Jeff Tao will be demoing PI2: Interactive Visualization Interface Generation for SQL analysis in Notebooks on Tues 6/14 from 11–12:30PM and 4–6PM. Visualization is a crucial part of the data analysis workflow, but notebooks, the tool of choice for authoring data analyses, have limited support for creating interactive visualizations. Further, creating visualizations is a tedious process, requiring design, programming, and analysis expertise. This work unites PI2, our system for automatically generating interactive data interfaces given SQL queries, with Jupyter Lab, the popular notebook platform. Our demo lets users perform SQL-based analyses in a notebook, and easily generate interactive analysis interfaces with a single click of a button. Co-authored with Yiru Chen.
Gerardo Vitagliano, visiting us from the Hasso Plattner Institute, will demo Mondrian: Spreadsheet Layout Detection on Tues, 6/14 from 1–3PM and 4–6PM. Data preparation for spreadsheets is often a nightmare — multiple tables can be crammed into a single file, and related information can be spread across multiple files. Mondrian automates preparation spreadsheet in data lakes. It automatically identifies the data layout in each sheet, and extracts shared layouts across sheets. Data scientists can then prepare or clean extracted tables in groups. The demo lets users use Mondrian on real-world spreadsheet corpora, and can be accessed on the web! Co-authored with Lucas Reisener, Lan Jiang, Mazhar Hameed, Felix Naumann (Hasso Plattner Institute).
Student Research Competition
We also have two students that will present their research as part of the ACM SIGMOD Student Research Competition!
These are all Tues 6/14, 11-12:30PM
Alex Yao will present Fast Provenance-powered Query Explanations. Query explanation engines are powerful tools for answering “why” questions about query results, searching for hypothetical interventions over the input data which remove unexpected output behavior. However, the performance of these systems is highly dependent on the time spent evaluating the original query over hypothetical interventions. Leveraging advances in fast fine-grained provenance capture, we create a new compilation engine for efficiently evaluating such interventions. We achieve multiple orders of magnitude speed improvements on existing solutions, and can evaluate over a million explanations per second. This speed enables explanations over larger and more complex data than previously possible.

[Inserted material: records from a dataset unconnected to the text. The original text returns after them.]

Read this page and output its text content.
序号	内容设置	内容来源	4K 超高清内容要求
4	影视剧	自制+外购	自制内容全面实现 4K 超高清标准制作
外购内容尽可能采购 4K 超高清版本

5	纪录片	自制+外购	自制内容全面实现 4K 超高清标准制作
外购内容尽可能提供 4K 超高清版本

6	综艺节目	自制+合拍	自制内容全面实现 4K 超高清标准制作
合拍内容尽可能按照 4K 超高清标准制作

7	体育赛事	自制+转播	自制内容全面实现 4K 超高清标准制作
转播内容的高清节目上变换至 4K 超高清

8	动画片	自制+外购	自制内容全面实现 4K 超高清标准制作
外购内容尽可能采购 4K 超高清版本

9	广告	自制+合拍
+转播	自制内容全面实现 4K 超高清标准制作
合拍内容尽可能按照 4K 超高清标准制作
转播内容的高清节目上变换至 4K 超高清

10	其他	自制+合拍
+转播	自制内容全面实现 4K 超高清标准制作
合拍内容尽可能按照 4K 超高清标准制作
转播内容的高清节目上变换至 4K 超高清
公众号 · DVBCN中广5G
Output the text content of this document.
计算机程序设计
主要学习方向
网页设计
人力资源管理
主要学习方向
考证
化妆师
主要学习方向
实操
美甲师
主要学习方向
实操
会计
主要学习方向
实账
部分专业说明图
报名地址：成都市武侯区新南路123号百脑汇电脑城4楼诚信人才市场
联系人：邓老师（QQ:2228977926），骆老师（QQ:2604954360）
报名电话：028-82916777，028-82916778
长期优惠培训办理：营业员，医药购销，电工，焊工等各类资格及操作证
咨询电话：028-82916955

Sughosh Kaushik will present SQL interfaces for Smoked Duck. Smoked Duck is project in our lab that extends DuckDB with the ability to capture and query fine-grained lineage at interactive speeds. However, it relies on a bunch of custom hacks to be able to query the materialized lineage. Sughosh’s work shows how lineage querying can be natively integrated into DuckDB in a way that conforms to its extensions APIs, and leverages its already fast query execution engine. In this way, DuckDB users can query the underlying database as well as the lineage of those queries!
New Researcher Symposium
Eugene Wu will be a panelist at the SIGMOD New Research Symposium on Tues 6/14, 6–8PM. The panel topic is “The Dos and Don’ts of Sharing Research”. But really, come and ask the panelists any questions you wish about doing research!